Across academia and industry, there is a growing consensus that AI healthcare holds tangible potential in improving efficiency, extending access, and shifting care toward earlier intervention. Yet where and how these systems are deployed remains highly selective.

"AI tends to be adopted first in areas where data is standardized, workloads are heavy, and risks are relatively controllable," said Wu You, an associate professor at Tsinghua University's medical school.

"These conditions make it easier to integrate AI as a tool for assistance and quality control," Wu said.

That logic has placed imaging-related specialties at the forefront. In radiology, AI systems are increasingly used to assist with CT and MRI interpretation-tasks that are repetitive, high-frequency, and governed by standardized workflows.

Digital pathology is another fast-growing area, supporting the development of regional pathology centers and cloud-based diagnostic networks, although human experts still dominate most clinical decisions.

Beyond diagnostics, AI is also gaining ground in hospital quality management. Tools for prescription review, medical record auditing, and disease-specific quality control are being deployed to improve consistency and reduce error rates.

Meanwhile, patient-facing applications, such as intelligent triage, pre-consultation services, and automated billing, are reshaping hospital workflows, even if many rely more on digital infrastructure than advanced clinical intelligence.

Despite this progress, adoption remains concentrated in top-tier hospitals.

"In most cases, AI systems are first piloted in large tertiary hospitals, which are deeply involved in their development and validation," Wu said. "Only after that do they gradually expand to regional healthcare networks. Direct adoption at the primary-care level is still limited."

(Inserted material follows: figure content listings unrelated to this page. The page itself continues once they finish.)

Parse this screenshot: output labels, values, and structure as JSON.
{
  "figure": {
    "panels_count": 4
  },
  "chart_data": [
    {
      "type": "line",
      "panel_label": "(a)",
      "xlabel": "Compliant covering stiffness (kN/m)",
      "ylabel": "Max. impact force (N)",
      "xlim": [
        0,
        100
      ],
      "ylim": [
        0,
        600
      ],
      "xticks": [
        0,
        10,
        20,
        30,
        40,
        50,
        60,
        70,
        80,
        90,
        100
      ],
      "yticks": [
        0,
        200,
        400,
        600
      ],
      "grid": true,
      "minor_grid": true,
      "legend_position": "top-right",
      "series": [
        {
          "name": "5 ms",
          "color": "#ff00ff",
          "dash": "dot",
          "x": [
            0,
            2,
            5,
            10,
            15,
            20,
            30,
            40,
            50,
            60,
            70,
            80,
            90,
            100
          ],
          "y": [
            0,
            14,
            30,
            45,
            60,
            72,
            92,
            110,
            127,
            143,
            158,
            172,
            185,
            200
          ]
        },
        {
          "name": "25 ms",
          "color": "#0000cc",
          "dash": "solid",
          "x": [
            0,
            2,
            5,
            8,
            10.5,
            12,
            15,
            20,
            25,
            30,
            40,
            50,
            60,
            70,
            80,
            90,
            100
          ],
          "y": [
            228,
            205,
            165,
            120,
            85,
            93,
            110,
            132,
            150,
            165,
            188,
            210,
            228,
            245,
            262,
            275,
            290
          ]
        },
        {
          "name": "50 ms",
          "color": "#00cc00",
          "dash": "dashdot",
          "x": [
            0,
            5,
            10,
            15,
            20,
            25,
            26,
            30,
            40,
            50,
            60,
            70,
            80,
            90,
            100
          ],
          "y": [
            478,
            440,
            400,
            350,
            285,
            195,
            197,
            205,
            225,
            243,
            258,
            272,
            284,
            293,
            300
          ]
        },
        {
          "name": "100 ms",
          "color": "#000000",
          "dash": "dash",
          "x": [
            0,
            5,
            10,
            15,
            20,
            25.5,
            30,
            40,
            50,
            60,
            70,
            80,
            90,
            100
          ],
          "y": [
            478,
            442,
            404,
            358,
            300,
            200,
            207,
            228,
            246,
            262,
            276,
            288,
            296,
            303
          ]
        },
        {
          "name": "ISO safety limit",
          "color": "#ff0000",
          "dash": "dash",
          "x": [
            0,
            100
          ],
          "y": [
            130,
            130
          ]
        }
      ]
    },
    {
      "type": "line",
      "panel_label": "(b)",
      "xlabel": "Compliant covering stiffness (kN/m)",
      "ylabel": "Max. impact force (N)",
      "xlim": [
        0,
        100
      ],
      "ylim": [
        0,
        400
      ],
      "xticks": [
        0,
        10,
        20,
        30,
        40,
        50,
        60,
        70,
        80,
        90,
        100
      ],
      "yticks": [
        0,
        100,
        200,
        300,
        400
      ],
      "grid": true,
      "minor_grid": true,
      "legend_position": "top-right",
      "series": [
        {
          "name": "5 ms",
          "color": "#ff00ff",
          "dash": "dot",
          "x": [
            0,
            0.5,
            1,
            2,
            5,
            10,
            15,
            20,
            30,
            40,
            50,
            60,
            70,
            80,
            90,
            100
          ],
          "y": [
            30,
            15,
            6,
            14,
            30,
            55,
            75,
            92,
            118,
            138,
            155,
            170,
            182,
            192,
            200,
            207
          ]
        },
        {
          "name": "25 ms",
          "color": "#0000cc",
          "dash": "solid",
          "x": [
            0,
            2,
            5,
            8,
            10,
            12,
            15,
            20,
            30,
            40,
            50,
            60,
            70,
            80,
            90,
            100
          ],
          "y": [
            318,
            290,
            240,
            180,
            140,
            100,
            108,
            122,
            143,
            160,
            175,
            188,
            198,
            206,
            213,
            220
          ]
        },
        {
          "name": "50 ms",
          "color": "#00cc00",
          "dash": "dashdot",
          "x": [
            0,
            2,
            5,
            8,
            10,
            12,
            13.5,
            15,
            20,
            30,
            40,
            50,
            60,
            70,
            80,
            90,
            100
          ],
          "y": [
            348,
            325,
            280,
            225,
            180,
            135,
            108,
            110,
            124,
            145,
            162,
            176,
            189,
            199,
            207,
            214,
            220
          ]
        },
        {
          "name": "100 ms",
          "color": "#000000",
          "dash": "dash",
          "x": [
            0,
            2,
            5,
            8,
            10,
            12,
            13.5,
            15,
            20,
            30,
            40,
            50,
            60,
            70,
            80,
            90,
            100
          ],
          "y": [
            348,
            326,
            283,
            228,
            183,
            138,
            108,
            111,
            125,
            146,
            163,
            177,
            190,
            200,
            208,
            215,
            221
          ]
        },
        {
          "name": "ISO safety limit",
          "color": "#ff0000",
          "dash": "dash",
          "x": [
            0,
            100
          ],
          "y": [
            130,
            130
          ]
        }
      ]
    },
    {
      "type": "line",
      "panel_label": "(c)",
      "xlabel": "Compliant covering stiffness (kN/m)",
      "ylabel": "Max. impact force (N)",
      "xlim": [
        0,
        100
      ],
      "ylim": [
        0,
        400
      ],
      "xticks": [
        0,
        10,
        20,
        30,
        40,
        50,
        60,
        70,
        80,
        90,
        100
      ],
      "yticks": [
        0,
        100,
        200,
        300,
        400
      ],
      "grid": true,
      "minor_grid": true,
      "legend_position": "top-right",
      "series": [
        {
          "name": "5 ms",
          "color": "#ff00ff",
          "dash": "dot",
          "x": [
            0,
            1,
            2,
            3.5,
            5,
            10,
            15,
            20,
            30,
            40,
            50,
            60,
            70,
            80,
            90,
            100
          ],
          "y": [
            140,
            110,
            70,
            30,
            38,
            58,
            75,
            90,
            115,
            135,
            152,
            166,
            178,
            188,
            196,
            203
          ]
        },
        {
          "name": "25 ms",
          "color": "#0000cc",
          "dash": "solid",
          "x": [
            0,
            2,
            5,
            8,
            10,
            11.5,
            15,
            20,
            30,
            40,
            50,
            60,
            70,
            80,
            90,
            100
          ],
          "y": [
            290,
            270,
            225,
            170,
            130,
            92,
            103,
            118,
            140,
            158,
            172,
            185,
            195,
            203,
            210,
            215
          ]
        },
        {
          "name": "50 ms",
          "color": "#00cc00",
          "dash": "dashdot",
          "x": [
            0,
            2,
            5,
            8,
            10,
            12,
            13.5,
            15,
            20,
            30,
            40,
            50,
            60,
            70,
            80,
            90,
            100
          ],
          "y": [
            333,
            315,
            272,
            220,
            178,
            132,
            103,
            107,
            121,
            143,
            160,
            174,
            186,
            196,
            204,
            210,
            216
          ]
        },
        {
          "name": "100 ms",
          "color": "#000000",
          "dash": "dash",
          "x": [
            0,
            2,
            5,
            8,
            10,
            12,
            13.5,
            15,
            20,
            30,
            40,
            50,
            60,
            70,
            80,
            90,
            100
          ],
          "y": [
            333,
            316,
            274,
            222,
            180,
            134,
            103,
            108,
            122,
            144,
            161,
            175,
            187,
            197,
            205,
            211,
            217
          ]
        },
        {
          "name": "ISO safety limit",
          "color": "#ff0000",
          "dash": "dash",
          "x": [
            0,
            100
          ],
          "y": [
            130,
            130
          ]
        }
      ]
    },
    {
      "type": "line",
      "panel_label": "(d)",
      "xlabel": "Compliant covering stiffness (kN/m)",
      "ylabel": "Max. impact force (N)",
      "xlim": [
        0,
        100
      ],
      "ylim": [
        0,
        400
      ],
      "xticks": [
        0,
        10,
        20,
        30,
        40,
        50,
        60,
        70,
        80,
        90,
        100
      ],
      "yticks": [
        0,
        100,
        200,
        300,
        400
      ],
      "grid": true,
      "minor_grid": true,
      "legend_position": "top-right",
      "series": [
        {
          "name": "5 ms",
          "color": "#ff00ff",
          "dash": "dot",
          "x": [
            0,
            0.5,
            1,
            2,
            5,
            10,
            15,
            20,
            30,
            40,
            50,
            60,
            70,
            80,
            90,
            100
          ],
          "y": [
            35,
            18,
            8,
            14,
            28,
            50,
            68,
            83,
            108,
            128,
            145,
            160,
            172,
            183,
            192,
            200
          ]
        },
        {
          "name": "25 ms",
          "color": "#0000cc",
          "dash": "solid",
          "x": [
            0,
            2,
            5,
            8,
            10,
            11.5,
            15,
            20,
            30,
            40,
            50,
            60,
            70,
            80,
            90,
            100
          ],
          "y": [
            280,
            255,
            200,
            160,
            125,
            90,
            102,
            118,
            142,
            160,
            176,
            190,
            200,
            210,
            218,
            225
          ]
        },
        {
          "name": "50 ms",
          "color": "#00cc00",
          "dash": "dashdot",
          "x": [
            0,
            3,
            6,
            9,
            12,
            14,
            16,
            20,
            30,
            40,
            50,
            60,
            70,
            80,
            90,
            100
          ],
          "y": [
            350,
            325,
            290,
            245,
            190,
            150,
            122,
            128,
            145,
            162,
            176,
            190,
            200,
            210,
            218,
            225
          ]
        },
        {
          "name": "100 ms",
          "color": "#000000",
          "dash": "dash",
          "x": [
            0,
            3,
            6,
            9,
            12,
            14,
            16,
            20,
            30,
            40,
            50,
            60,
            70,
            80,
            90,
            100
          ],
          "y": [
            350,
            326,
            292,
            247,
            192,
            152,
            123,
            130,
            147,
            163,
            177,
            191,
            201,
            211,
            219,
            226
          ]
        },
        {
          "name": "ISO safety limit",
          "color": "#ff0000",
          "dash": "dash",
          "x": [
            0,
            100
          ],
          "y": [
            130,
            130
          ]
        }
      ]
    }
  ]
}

One structural reason is that the current medical practice still assumes that physicians must be capable of evaluating and, when necessary, correcting AI-generated outputs. In lower-tier settings, where technical training and resources may be more constrained, that condition is not always met.

Another challenge lies in the gap between controlled testing and real-world performance.

Regulatory approval in China typically confirms that AI systems meet baseline standards for safety and accuracy under controlled conditions. But once deployed in clinical environments, outcomes can vary widely.

"Effectiveness depends on who is using the system, how it is integrated into workflows, and how long it has been in use," Wu said.

In a multiyear study tracking AI-assisted lung CT analysis at two hospitals in Beijing, Wu and her colleagues observed markedly different patterns between junior and senior physicians.

Less experienced doctors were more likely to rely on AI suggestions, sometimes leading to short-term increases in false positives and longer reporting times. Senior doctors, by contrast, showed more stable performance, with gradual improvements emerging over time as workflows adapted.

The findings suggest that early declines in efficiency, particularly among less experienced users, should not necessarily be interpreted as technological failure, but rather as part of the adjustment process in human-machine collaboration.

More broadly, they point to the limits of a regulatory approach focused solely on market entry.

"In high-risk and complex medical scenarios, governance cannot stop at approval," Wu said. "It needs to extend to continuous evaluation and adaptation in real-world use."

As AI becomes more deeply embedded in healthcare systems, experts say the next phase will depend less on technological breakthroughs than on how effectively these systems are integrated, monitored, and governed.

The promise of AI in medicine may be substantial. But its success, they argue, will ultimately be determined outside of controlled trials, in the messy, variable realities of everyday clinical practice.